Bleedless and Fullness. These metrics use magnitude spectrogram differences between estimated and reference signals, mapped to a mel frequency scale and decibel (dB) domain to align with human auditory perception. In this framework, positive values indicate unwanted added signals (e.g., bleed, artifacts), while negative values indicate missing content (e.g., lost harmonics, missing instruments). The Bleedless metric penalizes average positive differences, while the Fullness metric penalizes average negative differences. In other words, the Bleedless metric quantifies how much of the estimated signal bleeds into the reference signal. The Fullness metric evaluates how completely the target source has been preserved. Both metrics are normalized to a range of [0, 100] with higher values indicating better performance.

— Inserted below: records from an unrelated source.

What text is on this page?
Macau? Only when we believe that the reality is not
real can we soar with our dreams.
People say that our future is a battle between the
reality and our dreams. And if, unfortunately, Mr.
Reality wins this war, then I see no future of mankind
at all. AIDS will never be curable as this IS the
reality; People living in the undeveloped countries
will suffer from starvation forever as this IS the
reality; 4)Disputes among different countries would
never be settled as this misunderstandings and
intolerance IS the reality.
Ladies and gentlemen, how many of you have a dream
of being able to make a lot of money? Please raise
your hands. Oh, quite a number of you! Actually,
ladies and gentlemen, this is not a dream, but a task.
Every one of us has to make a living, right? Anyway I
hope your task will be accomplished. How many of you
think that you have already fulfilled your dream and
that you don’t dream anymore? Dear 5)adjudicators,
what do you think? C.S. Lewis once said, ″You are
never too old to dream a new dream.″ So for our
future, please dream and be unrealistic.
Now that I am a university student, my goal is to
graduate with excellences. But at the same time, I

Figure below illustrates these concepts through color coding. The blue areas show what is missing from the predicted stem compared to the original, resulting in a lower Fullness score. More blue indicates more missing content. The red areas show unwanted content appearing in the predicted stem that is not present in the original. This represents bleed from the other stems, resulting in a lower Bleedless score. More red indicates more interference from the other instruments.

Fullness and Bleedless are usually mutually exclusive during training: as one increases, the other decreases, and metrics can fluctuate significantly. One can have models that emphasize fuller extraction of an instrument but add some noise, and models that make extraction less noisy at the cost of losing some instrument data. The code implementation for all metrics is available on github.